What does a practical drift remediation workflow look like?
A workable remediation workflow treats drift detection as a recurring, scheduled control rather than a manual check run only during audits. Run -refresh-only plans or CloudFormation drift detection on a fixed cadence — daily for production accounts is a reasonable baseline — and route any exit-code-2 or MODIFIED result to the same alerting channel used for security findings, not a separate infrastructure-only queue. When drift is found, the response depends on intent: if the manual change was a legitimate, necessary fix (the incident-response security-group edit), the correct remediation is importing that change back into the IaC source and re-applying, so the next plan reflects reality instead of reverting a fix nobody meant to lose. If the drift was unintended or unauthorized, the correct remediation is reverting the live resource to match declared state via a normal apply. Both paths require someone to look at the diff and make that call — automatically reconciling in either direction without review risks silently re-opening a security gap or silently destroying an emergency fix. The Codecov Bash Uploader compromise in 2021, in which attackers modified a CI script between January 31 and April 1 to exfiltrate environment variables — potentially including AWS credentials — from roughly 23,000 customers' pipelines, is a reminder that the CI/CD system running your apply and plan commands is itself part of the security boundary and needs credentials scoped and rotated accordingly.
What should teams prioritize if they can only do one thing?
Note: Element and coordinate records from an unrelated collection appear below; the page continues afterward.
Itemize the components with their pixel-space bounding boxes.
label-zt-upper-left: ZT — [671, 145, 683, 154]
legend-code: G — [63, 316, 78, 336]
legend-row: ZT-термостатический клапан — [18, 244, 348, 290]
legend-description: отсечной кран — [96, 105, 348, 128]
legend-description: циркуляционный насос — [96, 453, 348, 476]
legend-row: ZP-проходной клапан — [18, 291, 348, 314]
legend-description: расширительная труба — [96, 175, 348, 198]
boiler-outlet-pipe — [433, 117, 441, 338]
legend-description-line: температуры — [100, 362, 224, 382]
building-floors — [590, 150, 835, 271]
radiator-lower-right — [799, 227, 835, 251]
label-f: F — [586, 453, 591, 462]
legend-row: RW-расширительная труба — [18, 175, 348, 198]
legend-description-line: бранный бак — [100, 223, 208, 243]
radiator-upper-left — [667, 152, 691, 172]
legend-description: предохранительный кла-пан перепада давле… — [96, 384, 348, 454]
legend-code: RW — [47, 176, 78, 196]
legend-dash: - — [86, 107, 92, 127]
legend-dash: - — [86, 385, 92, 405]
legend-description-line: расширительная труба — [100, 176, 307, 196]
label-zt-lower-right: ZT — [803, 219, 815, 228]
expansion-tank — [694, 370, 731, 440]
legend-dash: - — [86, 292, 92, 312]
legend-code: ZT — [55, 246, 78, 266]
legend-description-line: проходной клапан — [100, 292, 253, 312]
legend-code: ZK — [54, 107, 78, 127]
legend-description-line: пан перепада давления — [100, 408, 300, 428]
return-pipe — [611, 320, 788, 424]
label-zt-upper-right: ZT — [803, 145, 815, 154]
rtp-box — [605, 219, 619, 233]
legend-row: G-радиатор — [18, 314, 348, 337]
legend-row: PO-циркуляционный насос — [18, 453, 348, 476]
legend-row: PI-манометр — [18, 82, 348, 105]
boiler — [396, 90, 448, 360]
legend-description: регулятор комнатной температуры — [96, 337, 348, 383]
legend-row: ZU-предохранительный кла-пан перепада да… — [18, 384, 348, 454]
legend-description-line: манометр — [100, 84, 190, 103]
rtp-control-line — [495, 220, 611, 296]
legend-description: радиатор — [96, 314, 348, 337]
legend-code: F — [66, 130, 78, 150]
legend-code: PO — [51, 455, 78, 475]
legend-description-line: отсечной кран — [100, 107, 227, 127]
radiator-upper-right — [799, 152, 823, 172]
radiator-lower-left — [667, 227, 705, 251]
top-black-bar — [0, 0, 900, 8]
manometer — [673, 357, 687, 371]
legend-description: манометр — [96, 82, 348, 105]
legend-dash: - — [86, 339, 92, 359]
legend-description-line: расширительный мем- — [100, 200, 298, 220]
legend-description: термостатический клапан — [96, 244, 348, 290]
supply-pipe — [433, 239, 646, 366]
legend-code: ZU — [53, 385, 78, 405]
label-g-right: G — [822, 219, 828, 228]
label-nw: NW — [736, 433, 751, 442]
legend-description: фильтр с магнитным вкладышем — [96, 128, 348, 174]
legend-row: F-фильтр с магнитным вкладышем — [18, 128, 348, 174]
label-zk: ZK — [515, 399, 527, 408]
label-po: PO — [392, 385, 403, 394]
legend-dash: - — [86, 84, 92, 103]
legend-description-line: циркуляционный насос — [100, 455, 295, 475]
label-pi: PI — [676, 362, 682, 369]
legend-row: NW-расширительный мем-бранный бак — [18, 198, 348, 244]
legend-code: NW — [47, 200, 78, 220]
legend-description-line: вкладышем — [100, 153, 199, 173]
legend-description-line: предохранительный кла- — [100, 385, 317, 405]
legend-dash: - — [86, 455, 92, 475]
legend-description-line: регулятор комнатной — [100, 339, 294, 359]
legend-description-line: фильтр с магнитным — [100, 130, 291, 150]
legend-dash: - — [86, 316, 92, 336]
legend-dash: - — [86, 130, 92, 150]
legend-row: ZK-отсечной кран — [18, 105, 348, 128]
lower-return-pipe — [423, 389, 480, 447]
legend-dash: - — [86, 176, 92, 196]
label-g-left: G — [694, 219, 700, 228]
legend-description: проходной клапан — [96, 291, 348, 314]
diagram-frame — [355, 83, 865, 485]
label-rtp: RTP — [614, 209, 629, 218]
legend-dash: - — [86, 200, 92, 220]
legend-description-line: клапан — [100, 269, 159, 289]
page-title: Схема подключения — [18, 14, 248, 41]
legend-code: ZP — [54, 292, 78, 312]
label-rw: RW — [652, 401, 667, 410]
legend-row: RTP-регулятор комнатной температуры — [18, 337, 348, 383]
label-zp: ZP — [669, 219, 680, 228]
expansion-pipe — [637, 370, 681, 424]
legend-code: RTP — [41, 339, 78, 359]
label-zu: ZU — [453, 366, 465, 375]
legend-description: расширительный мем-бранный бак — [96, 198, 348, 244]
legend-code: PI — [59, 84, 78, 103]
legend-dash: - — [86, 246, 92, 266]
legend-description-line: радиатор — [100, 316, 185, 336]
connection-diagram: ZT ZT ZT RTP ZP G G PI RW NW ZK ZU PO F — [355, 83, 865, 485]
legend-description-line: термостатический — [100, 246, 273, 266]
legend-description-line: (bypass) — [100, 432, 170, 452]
If a team can only add one control, it should be scheduled, alerting-integrated drift detection on the resources that carry the most blast radius — IAM roles and policies, security groups, S3 bucket policies and public-access settings, and KMS key policies — rather than attempting full-estate coverage on day one. These are the resource types most likely to be touched manually during an incident and most likely to matter if they silently diverge afterward. Pairing -refresh-only scheduled runs (or Terraform Cloud's built-in drift workflow) with CloudFormation's native drift detection for any CloudFormation-managed stacks covers both major IaC ecosystems without requiring a third-party tool. The open exit-code inconsistencies in newer Terraform versions are a reason to treat any nonzero result as worth a human look rather than trusting the binary signal blindly, but they are not a reason to skip the control — undetected drift in a high-privilege IAM policy is a far larger risk than an occasional false positive from a CLI flag.